Atualmente, os profissionais das áreas econômicas — como Tesouro, Orçamento, Planejamento e Gestão — não estão presentes nas pontas, onde o gasto acontece. A nova carreira buscará preencher essa lacuna com especialistas em economia, engenharia, ciências sociais, ciência de dados, entre outras áreas, com sólida formação em análise de projetos. Esses profissionais serão fundamentais para fortalecer a capacidade dos ministérios de disputar recursos com base em evidências e resultados esperados.

A dominância fiscal na Esplanada é histórica e profunda, sustentada por uma legislação orçamentária ultrapassada, com mais de 50 anos. Isso reforça as assimetrias entre os ministérios econômicos e os finalísticos. A nova carreira permitirá uma abordagem mais técnica e estratégica na alocação de recursos, implementação de políticas e avaliação de resultados. As decisões continuarão sendo políticas, mas estarão mais bem fundamentadas em dados e análises.

A presença desses profissionais em ministérios como Educação, Saúde, Meio Ambiente, Ciência e Tecnologia, Transportes, entre outros, mudará o patamar das negociações com órgãos internacionais, estatais, agências reguladoras, Congresso e, sobretudo, com o centro de governo — Casa Civil, Fazenda, Planejamento e Gestão.

Decisões baseadas em dados sociais e econômicos tendem a ser mais eficazes do que aquelas guiadas por subjetividades, alinhamentos políticos ou pressões corporativas.

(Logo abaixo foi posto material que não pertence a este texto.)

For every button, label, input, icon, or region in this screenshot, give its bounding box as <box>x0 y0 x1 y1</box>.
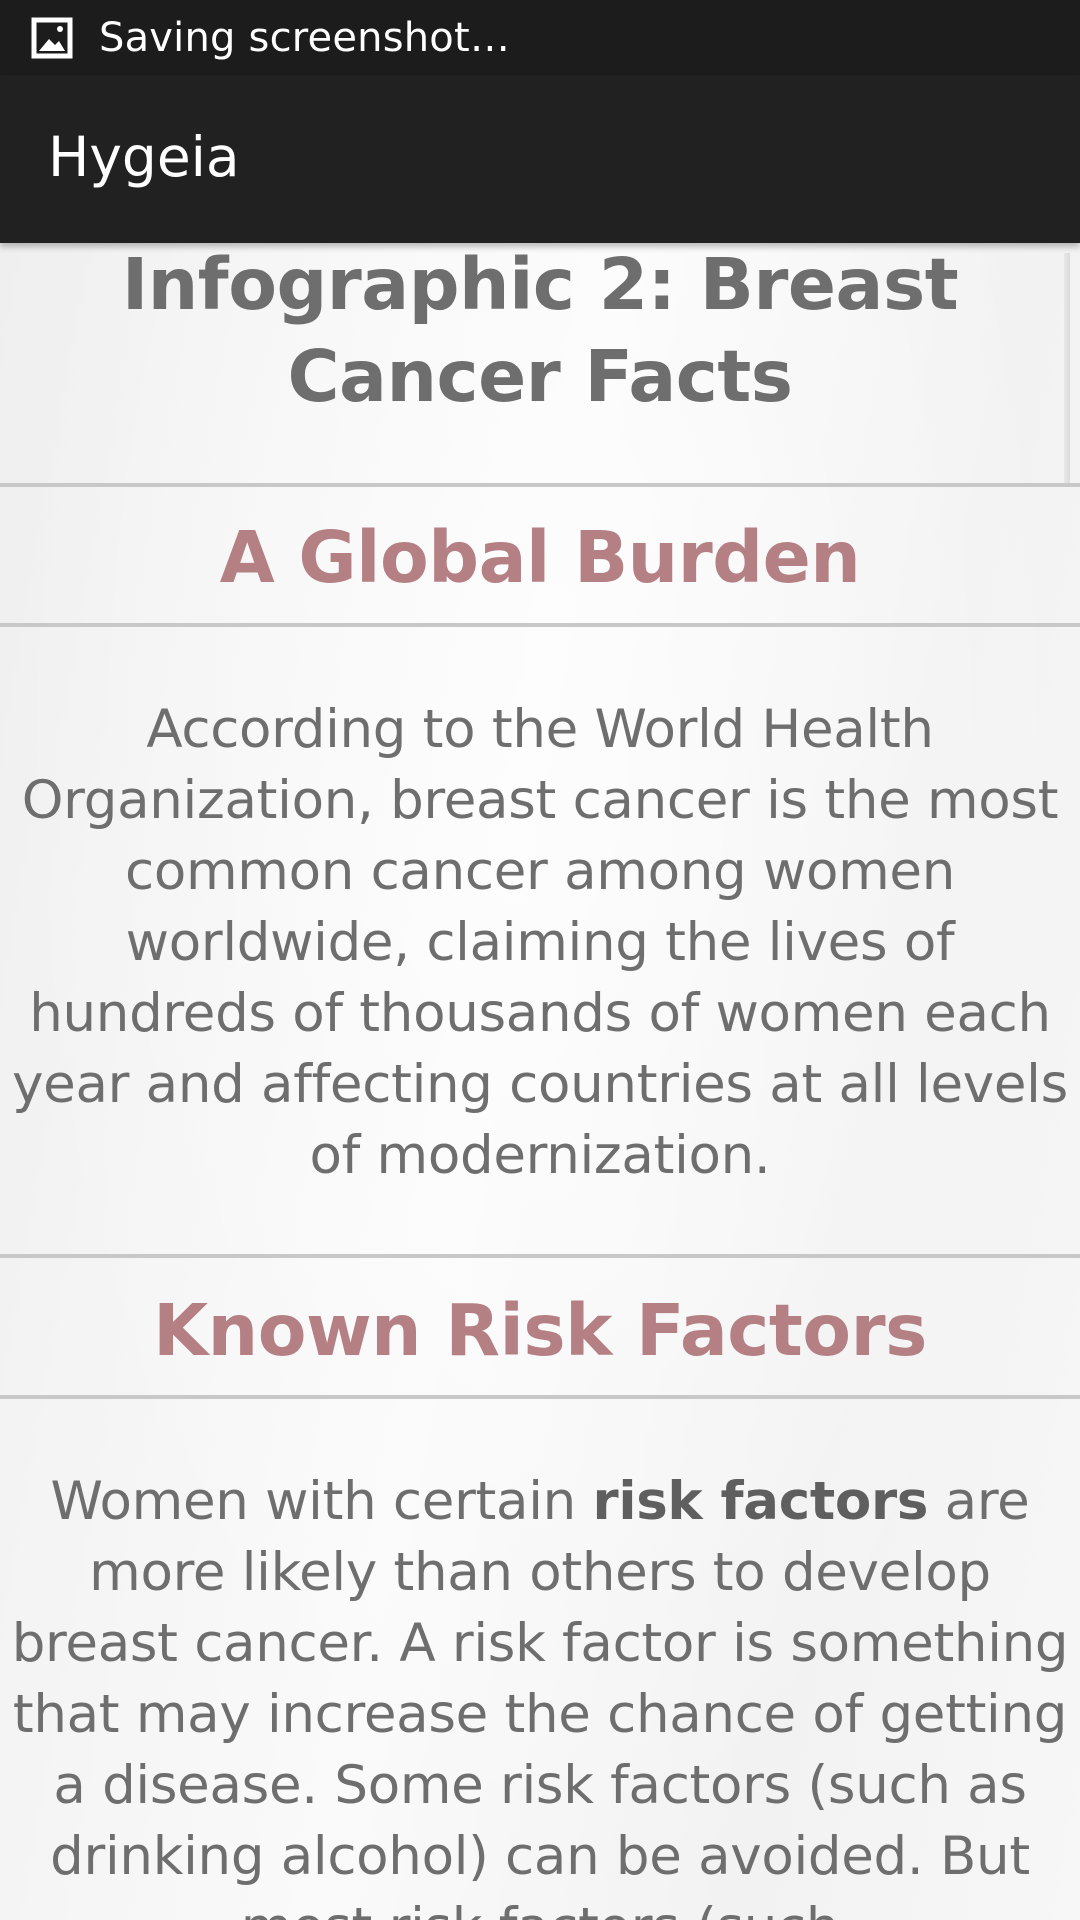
section-heading-risk-factors: Known Risk Factors <box>153 1289 927 1372</box>
status-bar: Saving screenshot… <box>0 0 1080 75</box>
page-title: Infographic 2: Breast Cancer Facts <box>121 243 959 418</box>
section-heading-global-burden: A Global Burden <box>219 516 861 599</box>
divider <box>0 623 1080 627</box>
divider <box>0 1395 1080 1399</box>
image-icon <box>31 17 73 58</box>
risk-text-start: Women with certain <box>50 1471 593 1532</box>
risk-factors-bold: risk factors <box>592 1471 929 1532</box>
scroll-content[interactable]: Infographic 2: Breast Cancer Facts A Glo… <box>0 243 1080 1920</box>
divider <box>0 483 1080 487</box>
status-notification-text: Saving screenshot… <box>99 14 511 61</box>
section-body-global-burden: According to the World Health Organizati… <box>12 699 1068 1186</box>
app-bar: Hygeia <box>0 75 1080 243</box>
divider <box>0 1254 1080 1258</box>
section-body-risk-factors: Women with certain risk factors are more… <box>0 1466 1080 1920</box>
risk-text-rest: are more likely than others to develop b… <box>11 1471 1069 1920</box>
app-title: Hygeia <box>48 125 240 189</box>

Desenvolver capacidades estatais vai além de concursos e reestruturações salariais. Embora essas medidas sejam necessárias, são insuficientes por si só. As novas carreiras trazem potencial transformador, mas exigem gestão estratégica para que seus quadros não se tornem parte do problema.

Transformações na Administração Pública são processos lentos, que exigem consistência e continuidade. Reformas abruptas tendem a desorganizar mais do que construir. O Ministério da Gestão e da Inovação em Serviços Públicos aposta em uma transformação incremental e estruturada do Estado brasileiro. A criação dessas duas novas carreiras é um passo promissor nessa direção — qualificada, estratégica e alinhada às necessidades do país.